What we were seeing was waiters similar to below (I don’t have the exact output from the troubleshooting sessions as I wasn’t involved directly)
0x7F2F4002AE30 waiting 0.151472644 seconds, FileBlockReadFetchHandlerThread: on ThCond 0x7F2D5C003F68 (0x7F2D5C003F68) (MsgRecordCondvar), reason ‘RPC wait’ for NSD I/O completion on node xxx.xxx.xxx.xxx <c1n1>
These entries would increase constantly until the waiter would be higher than the configures GPFS setting idleSocketTimeout and the node would be expelled.

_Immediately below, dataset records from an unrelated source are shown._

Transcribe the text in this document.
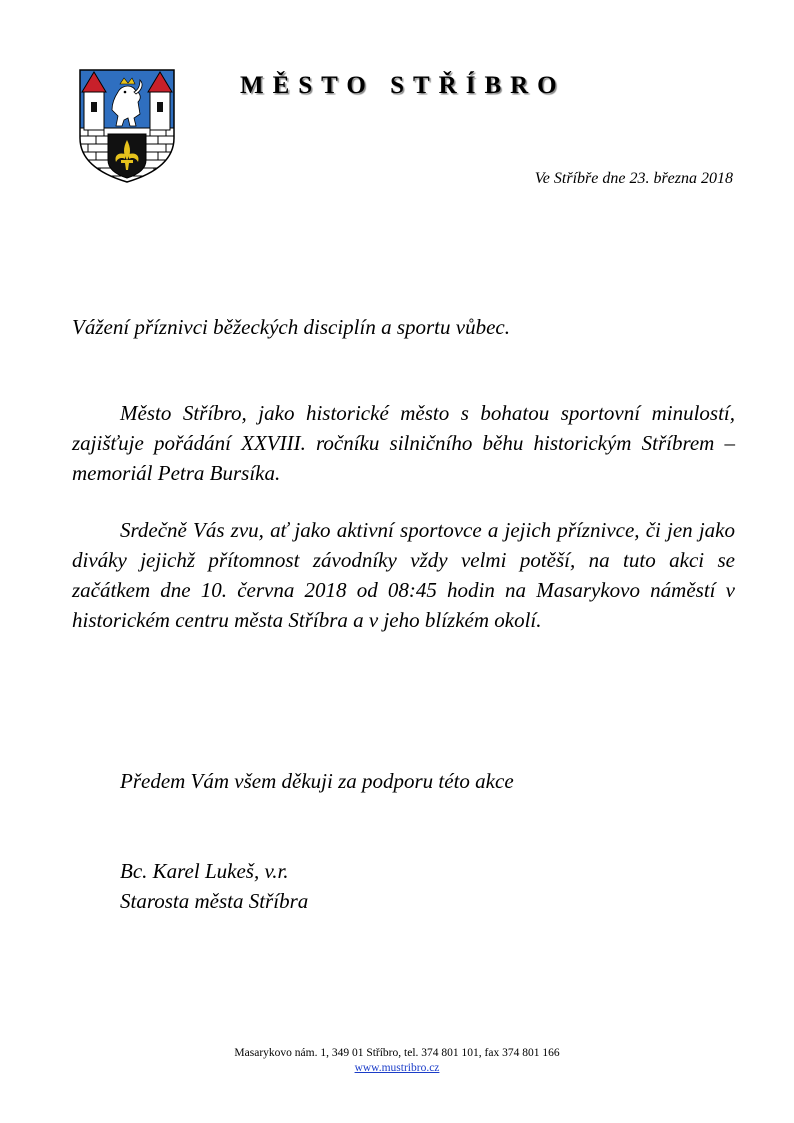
MĚSTO STŘÍBRO
Ve Stříbře dne 23. března 2018
Vážení příznivci běžeckých disciplín a sportu vůbec.

Město Stříbro, jako historické město s bohatou sportovní minulostí, zajišťuje pořádání XXVIII. ročníku silničního běhu historickým Stříbrem – memoriál Petra Bursíka.

Srdečně Vás zvu, ať jako aktivní sportovce a jejich příznivce, či jen jako diváky jejichž přítomnost závodníky vždy velmi potěší, na tuto akci se začátkem dne 10. června 2018 od 08:45 hodin na Masarykovo náměstí v historickém centru města Stříbra a v jeho blízkém okolí.

Předem Vám všem děkuji za podporu této akce
Bc. Karel Lukeš, v.r.
Starosta města Stříbra
Masarykovo nám. 1, 349 01 Stříbro, tel. 374 801 101, fax 374 801 166
www.mustribro.cz
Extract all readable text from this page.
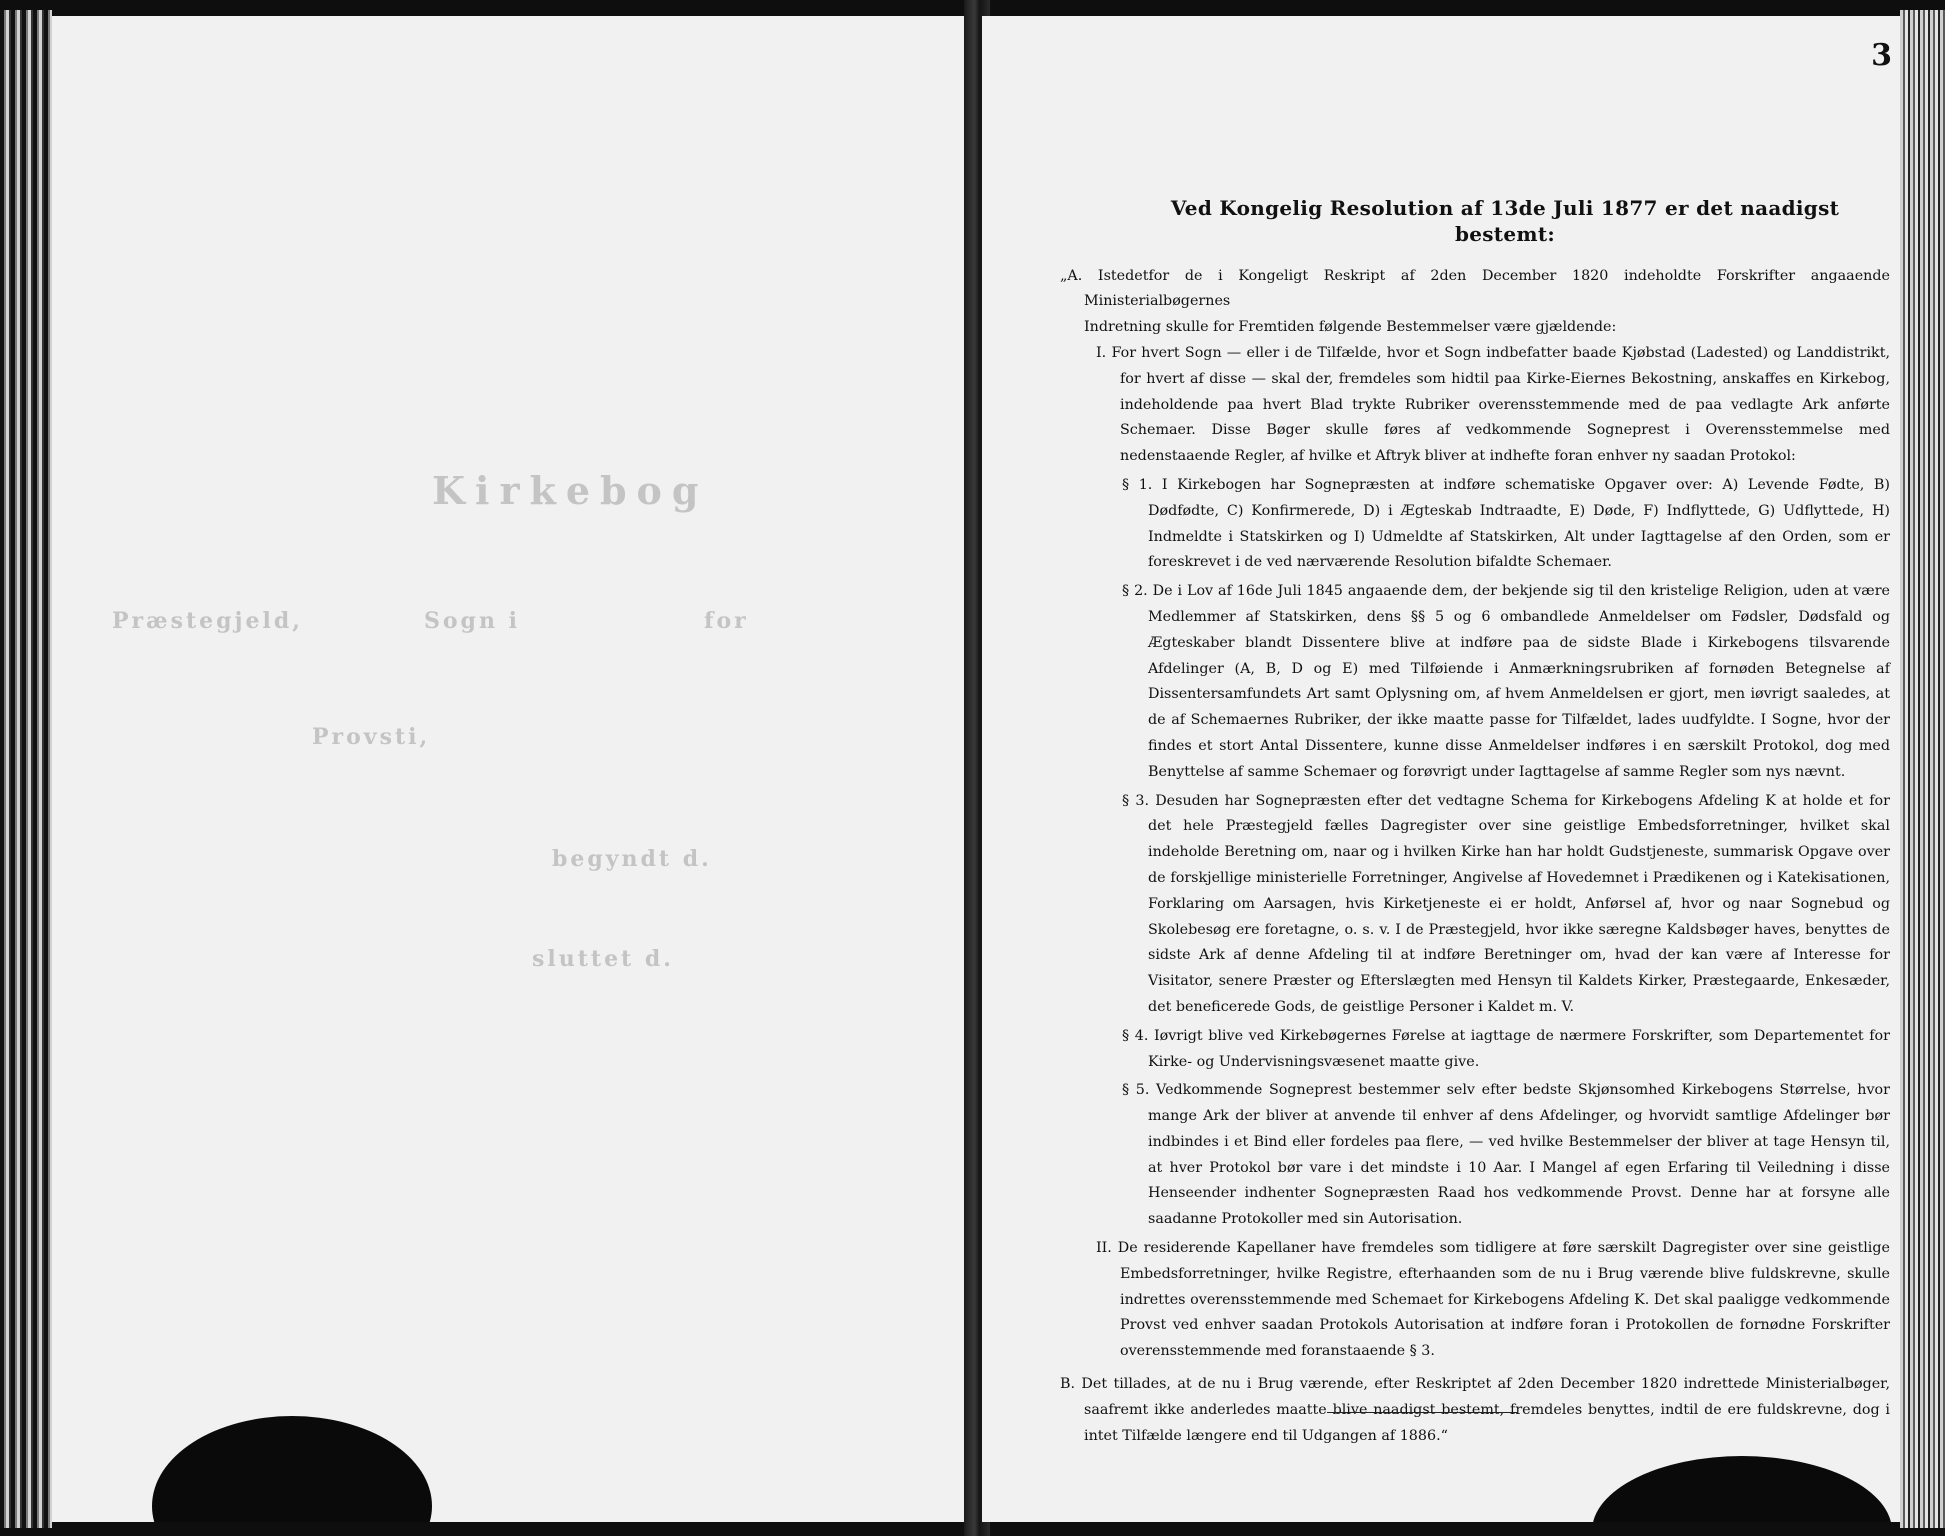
Kirkebog
for
Sogn i
Præstegjeld,
Provsti,
begyndt d.
sluttet d.
3
Ved Kongelig Resolution af 13de Juli 1877 er det naadigst bestemt:

„A. Istedetfor de i Kongeligt Reskript af 2den December 1820 indeholdte Forskrifter angaaende Ministerialbøgernes

Indretning skulle for Fremtiden følgende Bestemmelser være gjældende:

I. For hvert Sogn — eller i de Tilfælde, hvor et Sogn indbefatter baade Kjøbstad (Ladested) og Landdistrikt, for hvert af disse — skal der, fremdeles som hidtil paa Kirke-Eiernes Bekostning, anskaffes en Kirkebog, indeholdende paa hvert Blad trykte Rubriker overensstemmende med de paa vedlagte Ark anførte Schemaer. Disse Bøger skulle føres af vedkommende Sogneprest i Overensstemmelse med nedenstaaende Regler, af hvilke et Aftryk bliver at indhefte foran enhver ny saadan Protokol:

§ 1. I Kirkebogen har Sognepræsten at indføre schematiske Opgaver over: A) Levende Fødte, B) Dødfødte, C) Konfirmerede, D) i Ægteskab Indtraadte, E) Døde, F) Indflyttede, G) Udflyttede, H) Indmeldte i Statskirken og I) Udmeldte af Statskirken, Alt under Iagttagelse af den Orden, som er foreskrevet i de ved nærværende Resolution bifaldte Schemaer.

§ 2. De i Lov af 16de Juli 1845 angaaende dem, der bekjende sig til den kristelige Religion, uden at være Medlemmer af Statskirken, dens §§ 5 og 6 ombandlede Anmeldelser om Fødsler, Dødsfald og Ægteskaber blandt Dissentere blive at indføre paa de sidste Blade i Kirkebogens tilsvarende Afdelinger (A, B, D og E) med Tilføiende i Anmærkningsrubriken af fornøden Betegnelse af Dissentersamfundets Art samt Oplysning om, af hvem Anmeldelsen er gjort, men iøvrigt saaledes, at de af Schemaernes Rubriker, der ikke maatte passe for Tilfældet, lades uudfyldte. I Sogne, hvor der findes et stort Antal Dissentere, kunne disse Anmeldelser indføres i en særskilt Protokol, dog med Benyttelse af samme Schemaer og forøvrigt under Iagttagelse af samme Regler som nys nævnt.

§ 3. Desuden har Sognepræsten efter det vedtagne Schema for Kirkebogens Afdeling K at holde et for det hele Præstegjeld fælles Dagregister over sine geistlige Embedsforretninger, hvilket skal indeholde Beretning om, naar og i hvilken Kirke han har holdt Gudstjeneste, summarisk Opgave over de forskjellige ministerielle Forretninger, Angivelse af Hovedemnet i Prædikenen og i Katekisationen, Forklaring om Aarsagen, hvis Kirketjeneste ei er holdt, Anførsel af, hvor og naar Sognebud og Skolebesøg ere foretagne, o. s. v. I de Præstegjeld, hvor ikke særegne Kaldsbøger haves, benyttes de sidste Ark af denne Afdeling til at indføre Beretninger om, hvad der kan være af Interesse for Visitator, senere Præster og Efterslægten med Hensyn til Kaldets Kirker, Præstegaarde, Enkesæder, det beneficerede Gods, de geistlige Personer i Kaldet m. V.

§ 4. Iøvrigt blive ved Kirkebøgernes Førelse at iagttage de nærmere Forskrifter, som Departementet for Kirke- og Undervisningsvæsenet maatte give.

§ 5. Vedkommende Sogneprest bestemmer selv efter bedste Skjønsomhed Kirkebogens Størrelse, hvor mange Ark der bliver at anvende til enhver af dens Afdelinger, og hvorvidt samtlige Afdelinger bør indbindes i et Bind eller fordeles paa flere, — ved hvilke Bestemmelser der bliver at tage Hensyn til, at hver Protokol bør vare i det mindste i 10 Aar. I Mangel af egen Erfaring til Veiledning i disse Henseender indhenter Sognepræsten Raad hos vedkommende Provst. Denne har at forsyne alle saadanne Protokoller med sin Autorisation.

II. De residerende Kapellaner have fremdeles som tidligere at føre særskilt Dagregister over sine geistlige Embedsforretninger, hvilke Registre, efterhaanden som de nu i Brug værende blive fuldskrevne, skulle indrettes overensstemmende med Schemaet for Kirkebogens Afdeling K. Det skal paaligge vedkommende Provst ved enhver saadan Protokols Autorisation at indføre foran i Protokollen de fornødne Forskrifter overensstemmende med foranstaaende § 3.

B. Det tillades, at de nu i Brug værende, efter Reskriptet af 2den December 1820 indrettede Ministerialbøger, saafremt ikke anderledes maatte blive naadigst bestemt, fremdeles benyttes, indtil de ere fuldskrevne, dog i intet Tilfælde længere end til Udgangen af 1886.“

Why these were occuring? Well a colleague assumed (correctly) that the client was waiting on the File System Manager to give it a file lock that was already being written to. This was verified by another colleague running some simple dd tests on a single large file from a couple of client nodes.
We had a very good description of the GPFS locking mechanism from someone on the GPFS user group email list:
Once Client B opens the file for writing it would have contacted the File System Manager to obtain the lock. The FS manager would have told Client B that Client A has the lock and that Client B would have to contact Client A and revoke the write lock token. If Client A does not respond to Client B’s request to revoke the write token, then Client B will ask that Client A be expelled from the cluster for NOT adhering to the proper protocol for write lock contention.
Once we knew what the cause of the ejections it was suggested barring any network related issues (which people say is normally always the cause of expels) we re-visit the storage and client cluster settings and adjust any in line with IBM’s best practices.
During a previous problem session we had intentionally not changed every setting on either cluster to be in-line with IBM’s network and OS recommendations. This time we did and also used another document given to us by IBM’s support (who were very slow to start off with).
Since then, the system has been stable, with no further unexpected expulsions. I believe the major setting that helped was changing idleSocketTimeout from 60 to 0 which basically means wait indefinitely.
UPDATE!
I forgot to add that someone visited last year and looked at the architecture of the system and said that was the issue. Basically having the GPFS storage system use the same network as general data rather than a dedicated network (think Fibre Channel) then there will always be issues.
Colleagues are currently migrating users data of it before a full rebuild and re-architecture.